His translations included:

- Ad perennis vitae fontem, as "For Life's Eternal Spring".
- Chorea mutualis sive lessus de sortis et mortis in humanas res imperio by Jacob Balde
- Clarum decus jejunii by Gregory the Great, as "Depths of love with power divine".
- Collaudemus Magdalenae as "Sing we now with praiseful voices".
- Cum me tenent fallacia by Wilhelm Alard.
- Dies irae, dies illa as "The day of wrath, that dreadful day".
- Gloriosus Salvatoris, as "The glories of the Saviour's Name".
- Jam Christi sol justitiae, as "Jesu, Sun of our salvation".
- Labente jam solis rota by Charles Coffin, as "Now with rapid wheel inclining"
- Lugete, pacis Angeli by Charles Coffin, as "Angels of peace, bewail"
- Nato nobis Salvatore by Adam of St Victor, as "Come, let us celebrate the morn"
- Nil laudibus nostris eges by Charles Coffin, as "Father in heaven! Thy glory".
- O esca viatorum, as "Behold the traveller fed".
- O fons amoris, Spiritus by Charles Coffin, as "All-Gracious Spirit, fount of love".
- From the Sequences of Adam of St Victor, 15 pieces.
- O fortis, o clemens Deus by Charles Coffin, as "Unto Thee, O Father, merciful and mighty".
- O Luce qui mortalibus by Charles Coffin, as "God, who in the unapproached light".
- O quam juvat fratres, Deus by Charles Coffin, as "O God, O loving God, by whom Thy Church".
- O quanta qualia sunt illa Sabbata by Peter Abelard, as "O what must be the sabbaths".
- Primo dierum omnium by Gregory the Great, as "Welcome! thou chiefest of all days".
- Qui procedis ab utroque by Adam of St Victor, as "O Comforter, All-blessed one".
- From Quicumque Christum quaeritis by Prudentius, as "Sweet Martyr flowers, fresh from your early dawn".
- Recordare Sanctae Crucis by Bonaventure, as "In the holy Cross delight".
- Rerum Creator omnium by Charles Coffin, as "Maker of all, vouchsafe to bless".
- Rex Christe, factor omnium by Gregory the Great, as "O Thou by Whom the worlds were made".
- Salve Mundi salutare, supposed to be by Bernard of Clairvaux, as "Saviour of the world, to Thee, Blessed One I bow the knee".

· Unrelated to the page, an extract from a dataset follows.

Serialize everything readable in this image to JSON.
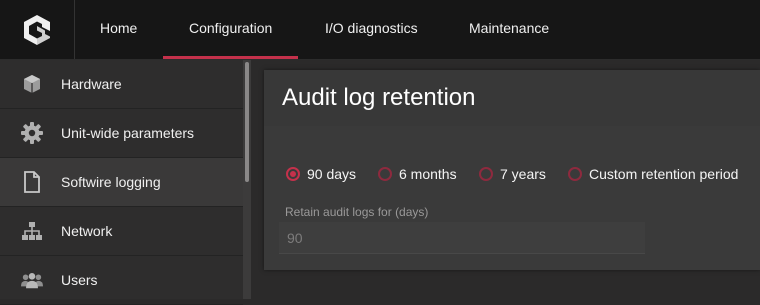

- Splendor paternae gloriae by Ambrose, as "O Thou, the Splendour of the Father's glory" (1871) and "O Thou the Brightness of the Father's glory" (1880).
- Stabat mater dolorosa, as "By His Cross the Mother stood, Hanging on its fatal wood".

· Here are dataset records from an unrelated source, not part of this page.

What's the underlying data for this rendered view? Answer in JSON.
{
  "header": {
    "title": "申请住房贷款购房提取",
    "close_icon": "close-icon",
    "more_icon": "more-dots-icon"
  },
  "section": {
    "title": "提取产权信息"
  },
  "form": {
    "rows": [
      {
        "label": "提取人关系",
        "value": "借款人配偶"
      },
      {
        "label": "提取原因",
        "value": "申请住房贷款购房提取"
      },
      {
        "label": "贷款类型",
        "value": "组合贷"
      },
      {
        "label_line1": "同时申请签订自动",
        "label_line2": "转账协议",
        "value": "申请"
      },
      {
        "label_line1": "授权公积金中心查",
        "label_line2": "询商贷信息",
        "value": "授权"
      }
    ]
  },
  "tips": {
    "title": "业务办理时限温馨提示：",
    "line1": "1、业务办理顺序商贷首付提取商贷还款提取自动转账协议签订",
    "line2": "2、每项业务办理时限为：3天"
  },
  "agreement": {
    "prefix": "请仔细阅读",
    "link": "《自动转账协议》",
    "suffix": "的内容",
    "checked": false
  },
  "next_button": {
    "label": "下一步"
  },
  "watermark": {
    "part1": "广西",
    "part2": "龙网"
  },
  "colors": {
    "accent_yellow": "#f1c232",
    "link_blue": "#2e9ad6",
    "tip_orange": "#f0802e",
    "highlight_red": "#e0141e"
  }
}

- Statuta decreto Dei by Charles Coffin, as "Sing we now redeeming love".
- Stola regni laureatus by Adam of St Victor, as "To the apostolic cohort" (1871) and "Glorious cohort apostolic".
- Summi pusillus grex Patris by Guillaume de la Brunetière, as "Little flock, be not afraid".
- Supernae matris gaudia by Adam of St Victor, as "Those endless joys the Church on earth pourtrays".
- Supreme Motor cordium by Charles Coffin, as "O Sovereign Mover of the heart".
- Templi sacratas pande, Sion, fores by Jean-Baptiste de Santeüil, as "Set wide the temple gate".
- Tu Christe nostrum gaudium as "O Christ, our joy, gone up on high".
- Ultricibus nos undique by Charles Coffin, as "Great Searcher of our hearts, whilst Thy, &c."
- Urbs beata Hierusalem dicta pacis visio, as "Hail Jerusalem the blessed, peaceful city, vision dear".
- Ut jucundas cervus undas, aestuans desiderat, as "The thirsty hart pants with desire".
- Urbs Syon inclyta, as "Hail Zion, city of our God".
- Veni creator spiritus, as "Creator Spirit, come in love".
- Veni redemptor gentium, translated as "O Come, Redeemer of Mankind" (1880).
- Veni sancte spiritus, as "Come, Holy Spirit, nigh, And from the Heaven on high".
- Verbum caro factum est, Ex virgine Maria, as "Not made, nor yet created, came".
- Vox clarescat, mens purgetur, as "With hearts renewed, and cleansed from guilt of sin".
- Vox sonora nostri chori, as "Come let our choir, with full accord".

Robert Maude Moorsom's Historical Companion to Hymns Ancient & Modern mentioned four of Morgan's translations included in that collection.